Perth Theatre marked its official reopening with the first performance of homecoming panto Aladdin on Saturday 9 December.
The theatre audience joined in as panto dame Barrie Hunter and the Provost of Perth and Kinross, Dennis Melloy declared Perth Theatre open from the stage. Following the cutting of a gold ribbon with a giant pair of comedy scissors, the panto dame and Provost showed off some nifty footwork in a Strictly style dance off!
Even a fire alarm during the second half of the performance didn’t dampen the mood, as the audience cheered a couple of firefighters delivering the panto cast back to the stage for the show to go on to an ecstatic reception.
Gwilym Gibbons, chief executive of Horsecross Arts, the creative organisation behind Perth Theatre and Perth Concert Hall said:
“This is an incredibly exciting moment!

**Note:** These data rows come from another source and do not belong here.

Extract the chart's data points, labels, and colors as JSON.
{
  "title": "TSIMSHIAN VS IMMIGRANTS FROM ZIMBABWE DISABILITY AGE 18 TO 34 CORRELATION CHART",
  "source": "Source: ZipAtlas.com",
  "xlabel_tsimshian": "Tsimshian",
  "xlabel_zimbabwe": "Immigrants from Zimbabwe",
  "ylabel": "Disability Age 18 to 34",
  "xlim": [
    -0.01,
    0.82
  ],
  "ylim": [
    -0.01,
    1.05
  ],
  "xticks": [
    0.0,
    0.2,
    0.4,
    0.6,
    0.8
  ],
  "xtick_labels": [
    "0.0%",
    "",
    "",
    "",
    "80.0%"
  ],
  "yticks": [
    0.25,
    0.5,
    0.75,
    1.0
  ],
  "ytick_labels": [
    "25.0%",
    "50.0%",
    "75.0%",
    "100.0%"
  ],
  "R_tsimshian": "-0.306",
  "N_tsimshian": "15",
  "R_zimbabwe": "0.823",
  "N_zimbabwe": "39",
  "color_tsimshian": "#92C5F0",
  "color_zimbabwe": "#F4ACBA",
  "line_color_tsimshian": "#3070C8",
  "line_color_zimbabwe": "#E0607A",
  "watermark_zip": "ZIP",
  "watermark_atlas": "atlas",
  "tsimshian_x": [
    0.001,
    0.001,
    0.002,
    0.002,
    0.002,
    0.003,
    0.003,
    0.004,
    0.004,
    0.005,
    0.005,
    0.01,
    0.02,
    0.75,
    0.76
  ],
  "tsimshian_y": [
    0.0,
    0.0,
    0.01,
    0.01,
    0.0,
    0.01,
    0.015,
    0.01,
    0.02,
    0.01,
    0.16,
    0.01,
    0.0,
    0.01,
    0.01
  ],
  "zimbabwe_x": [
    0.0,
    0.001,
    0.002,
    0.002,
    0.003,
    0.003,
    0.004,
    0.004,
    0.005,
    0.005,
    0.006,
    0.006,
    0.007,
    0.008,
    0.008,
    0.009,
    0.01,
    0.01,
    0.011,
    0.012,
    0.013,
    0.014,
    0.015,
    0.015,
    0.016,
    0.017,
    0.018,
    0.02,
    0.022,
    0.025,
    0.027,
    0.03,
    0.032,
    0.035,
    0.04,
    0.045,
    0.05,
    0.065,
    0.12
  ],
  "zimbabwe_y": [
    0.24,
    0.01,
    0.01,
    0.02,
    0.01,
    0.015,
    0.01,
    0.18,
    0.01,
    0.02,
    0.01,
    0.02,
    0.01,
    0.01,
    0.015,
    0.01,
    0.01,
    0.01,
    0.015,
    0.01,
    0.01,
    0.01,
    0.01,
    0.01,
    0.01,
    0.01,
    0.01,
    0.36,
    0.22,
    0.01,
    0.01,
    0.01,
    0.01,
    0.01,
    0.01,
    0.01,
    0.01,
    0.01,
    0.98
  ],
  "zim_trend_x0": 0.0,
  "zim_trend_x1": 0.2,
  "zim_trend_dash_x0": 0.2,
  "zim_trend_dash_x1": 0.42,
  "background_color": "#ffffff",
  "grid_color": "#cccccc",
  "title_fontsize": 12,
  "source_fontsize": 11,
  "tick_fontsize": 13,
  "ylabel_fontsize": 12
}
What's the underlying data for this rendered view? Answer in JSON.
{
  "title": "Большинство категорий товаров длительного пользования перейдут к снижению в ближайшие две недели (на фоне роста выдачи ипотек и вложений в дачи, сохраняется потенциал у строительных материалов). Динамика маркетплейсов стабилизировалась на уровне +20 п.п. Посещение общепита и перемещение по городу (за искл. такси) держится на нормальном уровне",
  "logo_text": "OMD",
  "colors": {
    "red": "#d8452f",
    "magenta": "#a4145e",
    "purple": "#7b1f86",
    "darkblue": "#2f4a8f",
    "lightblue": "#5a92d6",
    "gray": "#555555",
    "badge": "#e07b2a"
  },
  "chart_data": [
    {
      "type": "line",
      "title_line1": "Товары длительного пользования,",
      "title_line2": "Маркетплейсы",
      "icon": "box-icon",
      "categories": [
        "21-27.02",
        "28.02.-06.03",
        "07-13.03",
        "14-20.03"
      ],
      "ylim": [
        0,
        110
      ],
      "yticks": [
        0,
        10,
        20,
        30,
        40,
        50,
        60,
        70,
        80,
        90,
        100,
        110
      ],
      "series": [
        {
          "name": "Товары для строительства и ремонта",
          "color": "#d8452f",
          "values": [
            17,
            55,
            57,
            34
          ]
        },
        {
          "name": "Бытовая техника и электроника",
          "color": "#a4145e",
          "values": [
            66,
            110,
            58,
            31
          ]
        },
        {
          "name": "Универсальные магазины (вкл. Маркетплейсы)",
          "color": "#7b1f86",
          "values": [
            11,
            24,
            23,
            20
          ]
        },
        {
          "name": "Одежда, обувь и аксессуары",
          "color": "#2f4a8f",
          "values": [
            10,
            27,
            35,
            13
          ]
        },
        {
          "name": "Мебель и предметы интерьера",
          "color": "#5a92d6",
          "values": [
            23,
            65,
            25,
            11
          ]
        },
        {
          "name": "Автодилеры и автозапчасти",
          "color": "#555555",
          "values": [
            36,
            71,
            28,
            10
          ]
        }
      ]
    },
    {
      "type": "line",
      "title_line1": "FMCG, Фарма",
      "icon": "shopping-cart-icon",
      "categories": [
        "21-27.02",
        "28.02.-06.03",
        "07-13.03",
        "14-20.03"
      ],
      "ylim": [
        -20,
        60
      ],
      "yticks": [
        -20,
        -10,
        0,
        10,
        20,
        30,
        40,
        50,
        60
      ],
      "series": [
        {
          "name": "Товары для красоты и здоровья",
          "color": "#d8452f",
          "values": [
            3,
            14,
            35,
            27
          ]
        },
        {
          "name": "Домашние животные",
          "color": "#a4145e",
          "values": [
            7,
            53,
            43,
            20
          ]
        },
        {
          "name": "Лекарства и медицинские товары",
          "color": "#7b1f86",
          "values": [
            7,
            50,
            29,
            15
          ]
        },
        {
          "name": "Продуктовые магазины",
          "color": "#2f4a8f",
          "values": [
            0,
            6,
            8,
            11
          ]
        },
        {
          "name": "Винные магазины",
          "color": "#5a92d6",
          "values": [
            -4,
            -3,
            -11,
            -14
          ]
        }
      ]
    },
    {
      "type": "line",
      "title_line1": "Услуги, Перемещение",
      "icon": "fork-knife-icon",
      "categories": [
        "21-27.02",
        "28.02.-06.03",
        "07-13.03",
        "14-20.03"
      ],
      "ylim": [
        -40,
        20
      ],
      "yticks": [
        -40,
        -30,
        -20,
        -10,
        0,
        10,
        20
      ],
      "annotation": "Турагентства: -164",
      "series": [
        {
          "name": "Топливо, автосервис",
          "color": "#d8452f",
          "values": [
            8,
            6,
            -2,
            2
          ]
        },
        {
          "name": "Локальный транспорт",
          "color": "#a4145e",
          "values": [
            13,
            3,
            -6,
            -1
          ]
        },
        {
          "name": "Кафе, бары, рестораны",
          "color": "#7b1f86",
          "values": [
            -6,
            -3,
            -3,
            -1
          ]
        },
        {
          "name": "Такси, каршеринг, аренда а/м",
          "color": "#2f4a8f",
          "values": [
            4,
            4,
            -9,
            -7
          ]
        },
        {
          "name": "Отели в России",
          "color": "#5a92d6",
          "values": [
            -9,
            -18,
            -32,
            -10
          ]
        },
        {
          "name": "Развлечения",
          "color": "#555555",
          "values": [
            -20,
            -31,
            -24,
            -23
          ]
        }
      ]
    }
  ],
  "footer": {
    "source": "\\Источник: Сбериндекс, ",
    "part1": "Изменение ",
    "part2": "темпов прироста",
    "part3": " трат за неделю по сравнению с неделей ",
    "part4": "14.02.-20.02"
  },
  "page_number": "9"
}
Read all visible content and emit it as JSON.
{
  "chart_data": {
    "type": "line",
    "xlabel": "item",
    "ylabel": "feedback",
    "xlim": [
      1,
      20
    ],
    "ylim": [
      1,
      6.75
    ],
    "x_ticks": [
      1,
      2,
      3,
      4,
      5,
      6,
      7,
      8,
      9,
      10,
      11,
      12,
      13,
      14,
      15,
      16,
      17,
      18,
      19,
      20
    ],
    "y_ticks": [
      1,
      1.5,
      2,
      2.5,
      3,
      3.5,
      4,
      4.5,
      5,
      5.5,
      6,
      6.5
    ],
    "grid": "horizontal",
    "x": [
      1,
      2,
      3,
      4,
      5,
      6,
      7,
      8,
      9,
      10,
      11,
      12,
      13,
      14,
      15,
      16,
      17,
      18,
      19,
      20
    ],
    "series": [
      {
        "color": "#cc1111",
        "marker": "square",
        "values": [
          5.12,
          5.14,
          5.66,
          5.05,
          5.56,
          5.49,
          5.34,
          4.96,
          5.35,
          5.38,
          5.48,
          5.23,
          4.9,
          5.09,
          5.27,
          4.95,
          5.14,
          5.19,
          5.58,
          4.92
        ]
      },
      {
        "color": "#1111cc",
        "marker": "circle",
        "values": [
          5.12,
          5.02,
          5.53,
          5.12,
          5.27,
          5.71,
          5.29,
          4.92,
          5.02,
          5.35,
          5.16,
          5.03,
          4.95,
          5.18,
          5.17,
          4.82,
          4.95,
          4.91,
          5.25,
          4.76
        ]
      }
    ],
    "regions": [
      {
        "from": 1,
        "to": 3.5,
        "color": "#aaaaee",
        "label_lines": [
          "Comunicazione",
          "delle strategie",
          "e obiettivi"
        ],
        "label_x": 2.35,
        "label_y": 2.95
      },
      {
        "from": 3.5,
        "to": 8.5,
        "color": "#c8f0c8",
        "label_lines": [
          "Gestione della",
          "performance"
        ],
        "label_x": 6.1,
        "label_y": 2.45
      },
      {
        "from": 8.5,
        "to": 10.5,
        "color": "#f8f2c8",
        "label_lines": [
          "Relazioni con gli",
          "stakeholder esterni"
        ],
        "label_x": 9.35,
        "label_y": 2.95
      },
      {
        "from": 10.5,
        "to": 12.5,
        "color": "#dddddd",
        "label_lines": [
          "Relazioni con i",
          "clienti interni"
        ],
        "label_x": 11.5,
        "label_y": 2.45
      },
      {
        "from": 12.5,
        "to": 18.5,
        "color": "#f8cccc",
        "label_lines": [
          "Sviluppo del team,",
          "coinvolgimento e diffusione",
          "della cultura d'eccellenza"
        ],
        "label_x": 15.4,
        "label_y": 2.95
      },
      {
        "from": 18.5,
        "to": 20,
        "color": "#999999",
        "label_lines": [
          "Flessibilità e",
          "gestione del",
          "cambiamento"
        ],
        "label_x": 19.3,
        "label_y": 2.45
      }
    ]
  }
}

The Perth Theatre transformation has secured the future of one of Scotland’s most historic and culturally significant landmarks for many generations to enjoy. We are immensely proud of the achievement. I would like to thank everyone involved in the process – our partners at Perth & Kinross Council, funders the Gannochy Trust, Creative Scotland, the Heritage Lottery Fund and other trusts, foundations and individuals, as well as our architects, suppliers and contractors and all who have worked on this amazing building. I would like to thank our staff for their hard work and commitment over the many years of the project and I know that I speak for all
of us when I say how much we are all looking forward to giving the theatre back to its real owners – the people of Perth!”
Lu Kemp, artistic director for Perth Theatre said:
“Perth Theatre used to be called the People’s Theatre Perth – we’ve redeveloped and restored it, we need local people to re-inhabit it and to bring it back to life! We look forward to welcoming everybody and hope they will help return this extraordinary building to its former glory – a busy, warm place used and enjoyed by everyone.”
Councillor Ian Campbell of Perth & Kinross Council said:
“The transformation of Perth Theatre has been a joint endeavour and a partnership between Perth & Kinross Council and Horsecross Arts. The Council owns the Theatre and is its long-term custodian as one of our most precious heritage assets in our beautiful city. Horsecross Arts is one of Scotland’s most exciting arts organisations and we are proud to have them deliver their artistic vision from the Theatre, the Concert Hall and across Perth and Kinross. This project has been almost a decade in the realisation and, like all joint endeavours, has involved many people. All these people have very different skills and expertise, but they share a common passion for this project and an absolute determination to see it successfully realised. They can be rightly proud of themselves.”
Perth Theatre has a long history of artistic innovation and excellence having been at the heart of cultural life in Perth for over a century. The transformation of the theatre has restored and redeveloped one of Scotland’s oldest and best loved theatres for generations to come. The B listed Edwardian auditorium has been restored to its former glory and a new 200 seat studio theatre – the Joan Knight Studio – has been created. The newly transformed venue has increased workshop spaces for creative learning and
community projects, including the thriving Perth Youth Theatre, as well as improved access and facilities for audiences and visitors.
Funding for the £16.6m project has been pledged from project partners Perth & Kinross Council, Creative Scotland, The Gannochy Trust, the Heritage Lottery Fund, other trusts and foundations, individual donations and other supporters and funding bodies.